Kommentare (1) Trackbacks (2)
  1. Na facebook ist halt hip und die billigen Tickets gibt es immer woanders und selten zweimal an der gleichen Stelle (das wäre ja auch zu einfach). Mal muss man zu Lidl, dann zu Tchibo, dann McDonalds, dann wieder zu Tchibo & Lidl, ab und zu auch ins Kühlregal (Milchschnitte) oder zum Nutellaglas greifen, dann wieder zu Lidl, ebay nicht vergessen – und jetzt halt facebook.
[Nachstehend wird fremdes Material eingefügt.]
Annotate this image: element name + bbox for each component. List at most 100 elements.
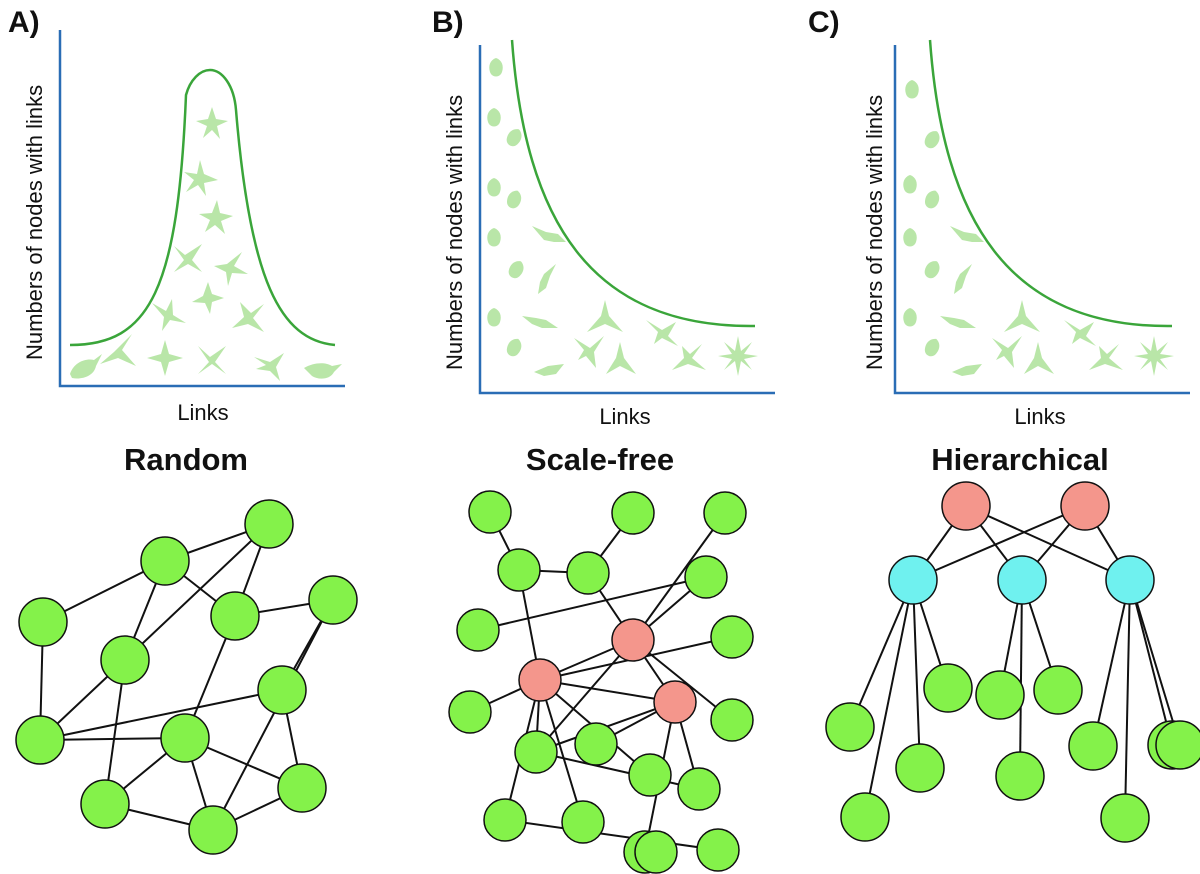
y-axis-label-c: Numbers of nodes with links xyxy=(862,95,887,370)
neuron-icon xyxy=(70,354,102,379)
neuron-icon xyxy=(587,300,623,332)
network-edge xyxy=(539,679,676,703)
network-node-green xyxy=(210,591,260,641)
neuron-icon xyxy=(489,58,503,77)
network-node-green xyxy=(840,792,890,842)
panel-letter-c: C) xyxy=(808,6,840,39)
neuron-icon xyxy=(903,175,917,194)
network-node-green xyxy=(710,698,754,742)
neuron-icon xyxy=(214,252,248,286)
panel-letter-b: B) xyxy=(432,6,464,39)
network-edge xyxy=(632,512,726,641)
neuron-icon xyxy=(304,363,342,379)
neuron-icon xyxy=(952,364,982,376)
network-node-red xyxy=(518,658,562,702)
network-node-green xyxy=(1155,720,1200,770)
network-edge xyxy=(849,579,914,728)
network-node-green xyxy=(696,828,740,872)
network-node-cyan xyxy=(888,555,938,605)
network-node-green xyxy=(561,800,605,844)
network-node-green xyxy=(188,805,238,855)
neuron-icon xyxy=(254,353,284,381)
axes-a xyxy=(58,30,345,388)
distribution-curve-c xyxy=(928,39,1173,328)
network-title-hierarchical: Hierarchical xyxy=(931,442,1109,477)
network-node-green xyxy=(703,491,747,535)
network-node-red xyxy=(611,618,655,662)
neuron-icon xyxy=(232,302,264,332)
neuron-icon xyxy=(940,316,976,328)
y-axis-label-a: Numbers of nodes with links xyxy=(22,85,47,360)
neuron-icon xyxy=(574,336,604,368)
network-node-green xyxy=(634,830,678,874)
distribution-curve-a xyxy=(69,68,336,347)
network-edge xyxy=(124,523,270,661)
neuron-icon xyxy=(196,107,228,139)
axes-c xyxy=(893,45,1190,395)
network-edge xyxy=(912,505,1086,581)
network-node-green xyxy=(710,615,754,659)
neuron-icon xyxy=(992,336,1022,368)
y-axis-label-b: Numbers of nodes with links xyxy=(442,95,467,370)
neuron-icon xyxy=(1024,342,1054,374)
neuron-icon xyxy=(174,244,202,272)
neuron-icon xyxy=(1064,320,1096,346)
neuron-icon xyxy=(905,80,919,99)
neuron-icon xyxy=(192,282,224,314)
network-node-cyan xyxy=(1105,555,1155,605)
network-title-random: Random xyxy=(124,442,248,477)
panel-random: A) Numbers of nodes with links Links Ran… xyxy=(8,6,358,855)
network-node-cyan xyxy=(997,555,1047,605)
network-edge xyxy=(477,576,707,631)
network-node-green xyxy=(1100,793,1150,843)
neuron-icon xyxy=(606,342,636,374)
network-node-green xyxy=(975,670,1025,720)
network-title-scale-free: Scale-free xyxy=(526,442,674,477)
network-scale-free xyxy=(448,490,754,874)
neuron-icon xyxy=(184,160,218,196)
neuron-icon xyxy=(503,125,525,149)
network-node-green xyxy=(825,702,875,752)
network-edge xyxy=(912,579,921,769)
network-node-green xyxy=(456,608,500,652)
neuron-icon xyxy=(1089,344,1123,370)
x-axis-label-b: Links xyxy=(599,404,650,429)
network-node-green xyxy=(574,722,618,766)
network-edge xyxy=(539,679,584,823)
network-node-green xyxy=(995,751,1045,801)
network-node-red xyxy=(653,680,697,724)
neuron-icon xyxy=(954,264,972,294)
network-node-green xyxy=(483,798,527,842)
network-edge xyxy=(864,579,914,818)
network-edge xyxy=(535,751,700,790)
neuron-icon xyxy=(534,364,564,376)
x-axis-label-a: Links xyxy=(177,400,228,425)
network-node-green xyxy=(257,665,307,715)
network-node-red xyxy=(941,481,991,531)
network-node-green xyxy=(497,548,541,592)
network-node-green xyxy=(308,575,358,625)
axes-b xyxy=(478,45,775,395)
neuron-icon xyxy=(199,200,233,234)
neuron-icon xyxy=(147,340,183,376)
neuron-cluster-a xyxy=(70,107,342,381)
network-node-green xyxy=(895,743,945,793)
neuron-icon xyxy=(903,228,917,247)
network-node-green xyxy=(628,753,672,797)
network-edge xyxy=(504,819,719,851)
neuron-icon xyxy=(522,316,558,328)
network-node-green xyxy=(566,551,610,595)
network-hierarchical xyxy=(825,481,1200,843)
network-edge xyxy=(1019,579,1023,777)
network-edge xyxy=(535,639,634,753)
neuron-icon xyxy=(504,336,525,359)
neuron-icon xyxy=(532,226,566,242)
neuron-icon xyxy=(538,264,556,294)
network-node-green xyxy=(80,779,130,829)
network-edge xyxy=(212,599,334,831)
neuron-icon xyxy=(921,257,943,281)
network-node-green xyxy=(277,763,327,813)
network-node-green xyxy=(468,490,512,534)
x-axis-label-c: Links xyxy=(1014,404,1065,429)
network-node-green xyxy=(244,499,294,549)
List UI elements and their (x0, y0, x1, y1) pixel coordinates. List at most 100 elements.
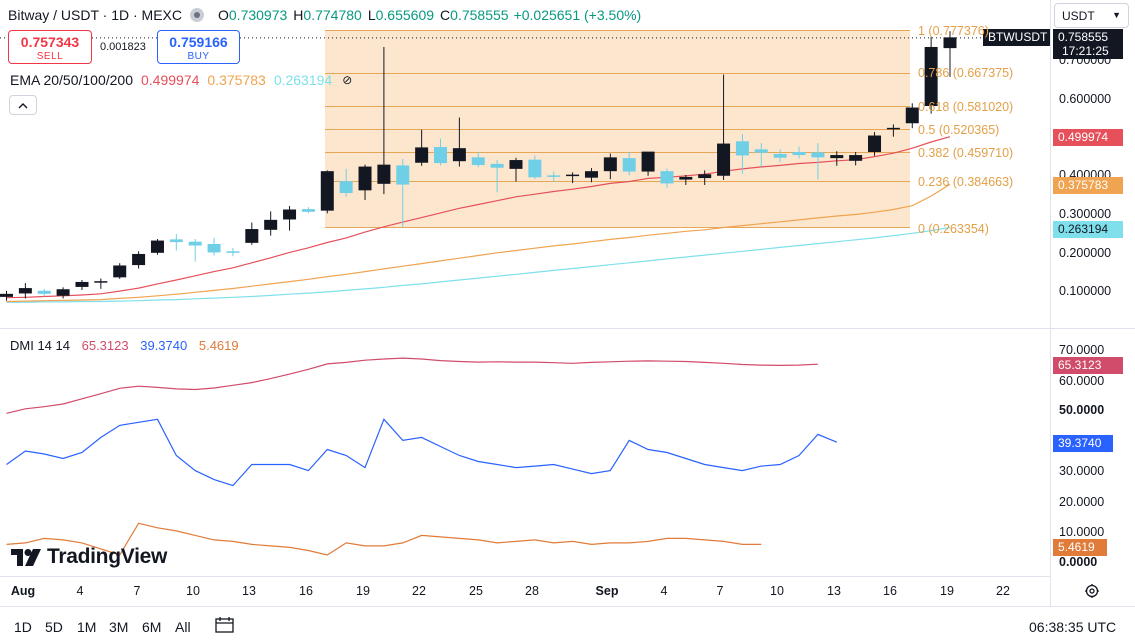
ticker-tag: BTWUSDT (983, 29, 1050, 46)
chevron-down-icon: ▼ (1112, 10, 1121, 20)
gear-icon[interactable] (1084, 583, 1100, 599)
calendar-icon[interactable] (215, 616, 234, 633)
sell-label: SELL (36, 51, 64, 62)
logo-text: TradingView (47, 545, 168, 568)
bottom-toolbar: 1D 5D 1M 3M 6M All 06:38:35 UTC (0, 606, 1135, 640)
timeframe-5d-button[interactable]: 5D (45, 619, 63, 635)
sell-price: 0.757343 (20, 34, 80, 50)
hidden-eye-icon[interactable]: ⊘ (342, 73, 353, 87)
candle-body (717, 143, 731, 176)
dmi-plus-tag: 39.3740 (1053, 435, 1113, 452)
close-value: 0.758555 (450, 7, 509, 23)
candle-body (773, 153, 787, 158)
bar-countdown: 17:21:25 (1062, 44, 1109, 58)
ema20-value: 0.499974 (141, 72, 200, 88)
sell-button[interactable]: 0.757343 SELL (8, 30, 92, 64)
candle-body (566, 174, 580, 177)
ohlc-backdrop (257, 3, 707, 25)
symbol-title[interactable]: Bitway / USDT · 1D · MEXC (8, 7, 182, 23)
change-value: +0.025651 (+3.50%) (513, 7, 642, 23)
buy-price: 0.759166 (169, 34, 228, 50)
candle-body (283, 209, 297, 220)
candle-body (75, 281, 89, 287)
candle-body (434, 147, 448, 164)
x-tick: 16 (883, 584, 897, 598)
spread-value: 0.001823 (100, 41, 146, 53)
candle-body (0, 293, 13, 297)
candle-body (735, 141, 749, 156)
candle-body (377, 164, 391, 184)
candle-body (905, 107, 919, 124)
timeframe-1m-button[interactable]: 1M (77, 619, 97, 635)
timeframe-all-button[interactable]: All (175, 619, 191, 635)
x-tick: 16 (299, 584, 313, 598)
candle-body (301, 209, 315, 212)
ema20-line (6, 136, 951, 299)
x-tick: 10 (770, 584, 784, 598)
candle-body (849, 155, 863, 161)
candle-body (207, 244, 221, 253)
candle-body (415, 147, 429, 163)
x-tick: 7 (133, 584, 141, 598)
dmi-tick: 60.0000 (1059, 374, 1105, 388)
dmi-tick: 50.0000 (1059, 403, 1105, 417)
ema100-axis-tag: 0.263194 (1053, 221, 1123, 238)
buy-label: BUY (187, 51, 210, 62)
dmi-tick: 0.0000 (1059, 555, 1098, 569)
open-label: O (218, 7, 229, 23)
fib-level-0382: 0.382 (0.459710) (918, 146, 1014, 160)
candle-body (584, 171, 598, 178)
timeframe-3m-button[interactable]: 3M (109, 619, 129, 635)
x-tick: 4 (660, 584, 668, 598)
fib-zone (325, 30, 910, 228)
timeframe-6m-button[interactable]: 6M (142, 619, 162, 635)
dmi-legend[interactable]: DMI 14 14 65.3123 39.3740 5.4619 (10, 338, 247, 353)
open-value: 0.730973 (228, 7, 288, 23)
candle-body (811, 152, 825, 158)
utc-clock[interactable]: 06:38:35 UTC (1029, 619, 1117, 635)
ema100-line (6, 226, 951, 303)
x-tick: 22 (996, 584, 1010, 598)
dmi-plus-value: 39.3740 (140, 338, 188, 353)
dmi-minus-value: 5.4619 (198, 338, 239, 353)
ema50-axis-tag: 0.375783 (1053, 177, 1123, 194)
chevron-up-icon (18, 102, 28, 108)
currency-select[interactable]: USDT ▼ (1054, 3, 1129, 28)
tradingview-logo[interactable]: TradingView (11, 545, 167, 569)
candle-body (94, 281, 108, 283)
fib-level-05: 0.5 (0.520365) (918, 123, 1000, 137)
x-tick: 4 (76, 584, 84, 598)
candle-body (245, 229, 259, 243)
dmi-tick: 70.0000 (1059, 343, 1105, 357)
candle-body (924, 46, 938, 106)
candle-body (868, 135, 882, 152)
candle-body (264, 219, 278, 230)
dmi-tick: 10.0000 (1059, 525, 1105, 539)
price-tick: 0.600000 (1059, 92, 1112, 106)
candle-body (754, 149, 768, 153)
candle-body (528, 159, 542, 178)
candle-body (56, 289, 70, 296)
candle-body (698, 174, 712, 179)
candle-body (452, 148, 466, 162)
candle-body (113, 265, 127, 278)
candle-body (660, 171, 674, 184)
eye-icon[interactable] (190, 8, 204, 22)
dmi-tick: 20.0000 (1059, 495, 1105, 509)
candle-body (320, 171, 334, 211)
dmi-name: DMI 14 14 (10, 338, 70, 353)
candle-body (490, 163, 504, 168)
candle-body (169, 239, 183, 243)
ema-legend[interactable]: EMA 20/50/100/200 0.499974 0.375783 0.26… (10, 72, 352, 88)
collapse-legend-button[interactable] (9, 95, 37, 115)
candle-body (886, 127, 900, 130)
buy-button[interactable]: 0.759166 BUY (157, 30, 240, 64)
fib-level-0618: 0.618 (0.581020) (918, 100, 1014, 114)
candle-body (792, 152, 806, 156)
price-tick: 0.100000 (1059, 284, 1112, 298)
fib-level-1: 1 (0.777376) (918, 24, 989, 38)
candle-body (37, 290, 51, 294)
timeframe-1d-button[interactable]: 1D (14, 619, 32, 635)
x-tick: 13 (242, 584, 256, 598)
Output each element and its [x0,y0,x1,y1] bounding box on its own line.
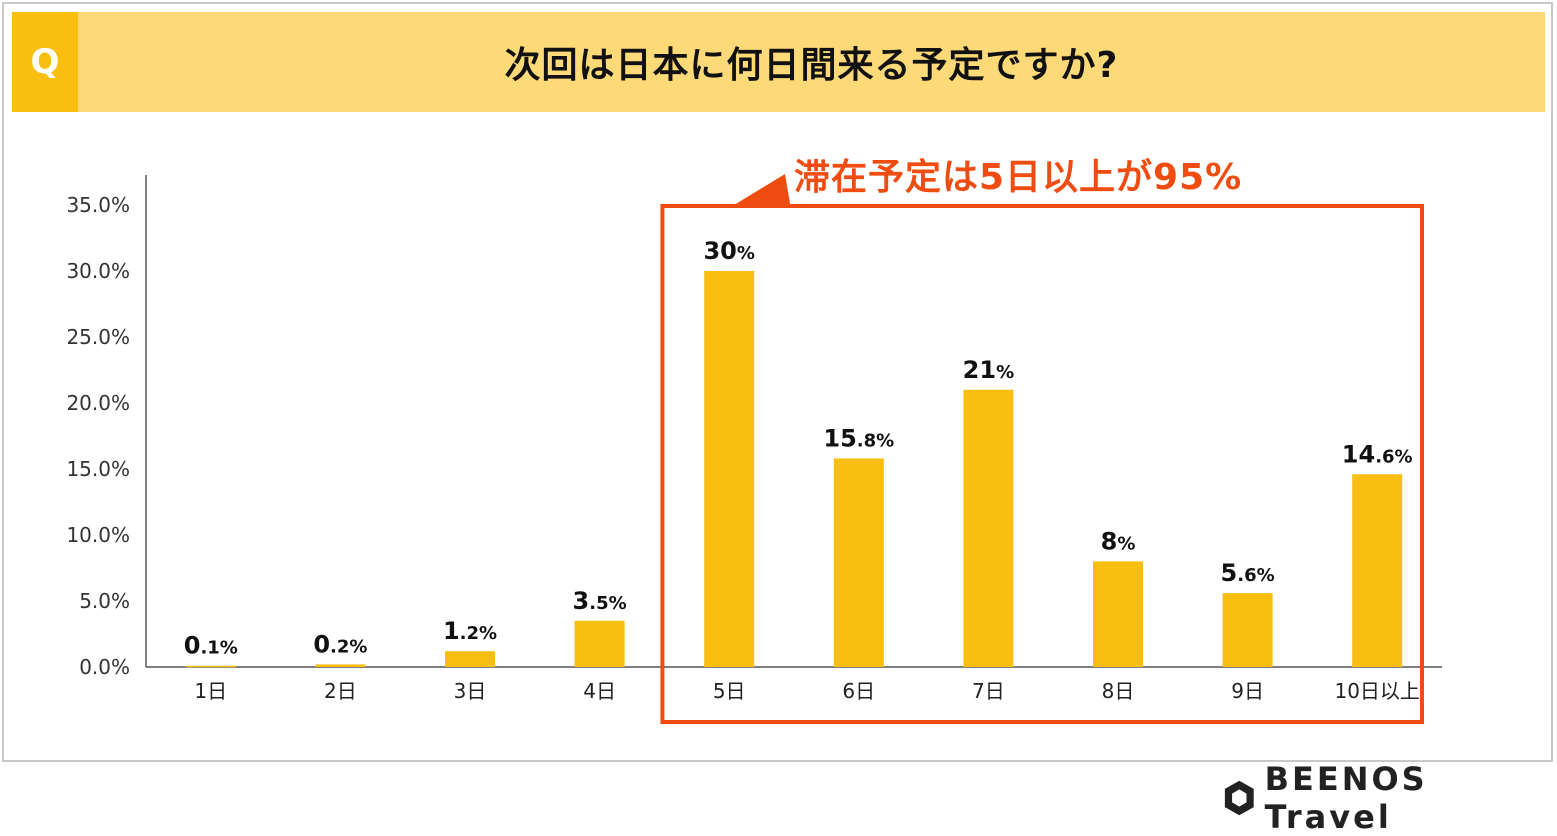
data-label: 3.5% [573,587,627,615]
x-tick-label: 3日 [454,679,487,703]
bar [315,664,366,667]
x-tick-label: 10日以上 [1334,679,1419,703]
y-tick-label: 10.0% [66,523,130,547]
data-label: 8% [1101,527,1136,555]
hexagon-logo-icon [1224,780,1254,816]
highlight-callout-text: 滞在予定は5日以上が95% [794,157,1243,198]
question-title: 次回は日本に何日間来る予定ですか? [504,45,1119,86]
y-tick-label: 30.0% [66,259,130,283]
y-tick-label: 20.0% [66,391,130,415]
bar [1093,561,1143,667]
brand-name: BEENOS Travel [1264,760,1428,836]
data-label: 15.8% [823,424,894,452]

    Ob das Social Media ist oder nicht ist mir als Kunde wumpe, Hauptsache günstig (Preis) und gut (möglichst wenig Restriktionen) Bahn fahren (wobei mir da Lidl Ticket ohne Zugbindung noch besser gefallen hat). Und facebooks Chefticket hatte gegenüber den normalen Sparpreisen die Nase vorn weil es dafür Extra-Kontingente gab und diese in großer Anzahl und die auch nicht alle sofort weg waren weil das Chefticket halt noch nicht jeder kannte oder davon gehört hatte.

    Doof ist halt nur dass man als guter Kunde immer die Ohren offen halten muss um zu wissen wo es gerade die Sonderangebote gibt (und die Bahn-Marketing-E-Mails sagen zu ihren fantastischen Marketingmaßnahmen auch kein Wort, dabei wäre das doch so praktisch)

    Na und die Kommentare, Stuttgart 21 geht ja gerade noch aber diese vermisste Person deren Suchplakate im Bahnhof abgehängt wurden – bitte – daraus eine Kampagne zu machen, das sind die Leute die früher auch diese ganzen „krebskrankes 12 jähriges Mädchen braucht irgendwas, schicke diese Mail an alle Deine Freunde weiter“ Mails weitergeschickt haben.